Très peu d'appareils sont utilisés dans ce spectacle; ici un trapèze, là une corde, mais rien d'encombrant. Les sept interprètes se révèlent particulièrement à nous dans leurs numéros individuels. Certains sont époustouflants, comme celui des sangles aériennes de Lewis West ou le numéro d'équilibre sur mains de Casey Douglas; tandis que d'autres s'étirent un peu trop en longueur, comme le numéro des «doigts».

L'absence de trame narrative n'enlève absolument rien à ce spectacle sensoriel, ludique aussi, qui nous insinue, doucement et violemment, dans la petite bulle de ces gymnastes-acrobates. La vérité, c'est que les chorégraphies de C!rca sont toujours surprenantes, traversées de détails, et surtout, extrêmement difficiles à exécuter. Il faut le souligner, la recherche acrobatique de C!rca est impressionnante.

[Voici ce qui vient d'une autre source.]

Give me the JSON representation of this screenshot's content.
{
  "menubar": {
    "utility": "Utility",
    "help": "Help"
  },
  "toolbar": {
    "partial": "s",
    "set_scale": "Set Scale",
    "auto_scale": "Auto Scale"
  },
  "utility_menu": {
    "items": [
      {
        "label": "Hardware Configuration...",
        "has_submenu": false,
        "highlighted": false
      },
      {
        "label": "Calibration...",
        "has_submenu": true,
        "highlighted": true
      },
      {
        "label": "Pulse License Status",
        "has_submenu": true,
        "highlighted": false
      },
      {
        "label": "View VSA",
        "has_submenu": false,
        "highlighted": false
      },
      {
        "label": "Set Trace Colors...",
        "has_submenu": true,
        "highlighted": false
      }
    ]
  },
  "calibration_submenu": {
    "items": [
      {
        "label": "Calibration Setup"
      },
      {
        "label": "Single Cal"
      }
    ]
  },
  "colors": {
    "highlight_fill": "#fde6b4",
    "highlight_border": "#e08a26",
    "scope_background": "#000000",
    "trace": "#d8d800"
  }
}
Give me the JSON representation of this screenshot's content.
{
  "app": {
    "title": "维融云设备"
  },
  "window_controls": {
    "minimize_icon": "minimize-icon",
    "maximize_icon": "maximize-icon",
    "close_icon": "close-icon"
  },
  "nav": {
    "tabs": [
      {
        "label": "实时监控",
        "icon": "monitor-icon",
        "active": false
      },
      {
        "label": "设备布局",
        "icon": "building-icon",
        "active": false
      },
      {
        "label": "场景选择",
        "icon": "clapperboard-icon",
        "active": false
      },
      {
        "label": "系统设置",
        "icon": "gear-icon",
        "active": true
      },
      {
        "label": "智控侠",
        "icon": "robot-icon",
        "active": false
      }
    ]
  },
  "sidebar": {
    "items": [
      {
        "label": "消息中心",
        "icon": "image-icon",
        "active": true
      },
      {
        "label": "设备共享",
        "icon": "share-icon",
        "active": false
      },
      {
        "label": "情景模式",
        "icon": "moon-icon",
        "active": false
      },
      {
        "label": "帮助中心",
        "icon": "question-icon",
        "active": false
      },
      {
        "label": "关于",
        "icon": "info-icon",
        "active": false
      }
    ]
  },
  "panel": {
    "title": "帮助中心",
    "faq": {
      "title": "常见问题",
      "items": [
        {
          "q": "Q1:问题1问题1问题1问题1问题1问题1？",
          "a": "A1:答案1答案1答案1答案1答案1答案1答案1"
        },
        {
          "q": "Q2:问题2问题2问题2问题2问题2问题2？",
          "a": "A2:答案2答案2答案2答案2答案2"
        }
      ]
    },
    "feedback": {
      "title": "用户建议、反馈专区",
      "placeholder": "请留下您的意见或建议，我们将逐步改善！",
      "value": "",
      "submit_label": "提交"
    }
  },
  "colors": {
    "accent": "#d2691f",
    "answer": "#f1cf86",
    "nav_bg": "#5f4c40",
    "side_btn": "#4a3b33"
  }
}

Chacun des interprètes a sa couleur et sa personnalité, une autre grande force de la troupe. À la fin, on a la nette impression que cette bande-là a laissé une empreinte. Tant collectivement qu'individuellement. Juste avant le numéro final, l'autre fille du groupe, Emma McGovern (qui fait un solide numéro de corde), nous donne froid dans le dos avec son duo acrobatique de corps à corps, façon «sadomaso», où elle triture le corps de son partenaire avec ses talons aiguilles. Ouch. C'est la morale de l'histoire : les numéros de cirque ont parfois l'air facile, mais parfois, ils font mal à voir!

À la TOHU jusqu'au 25 février.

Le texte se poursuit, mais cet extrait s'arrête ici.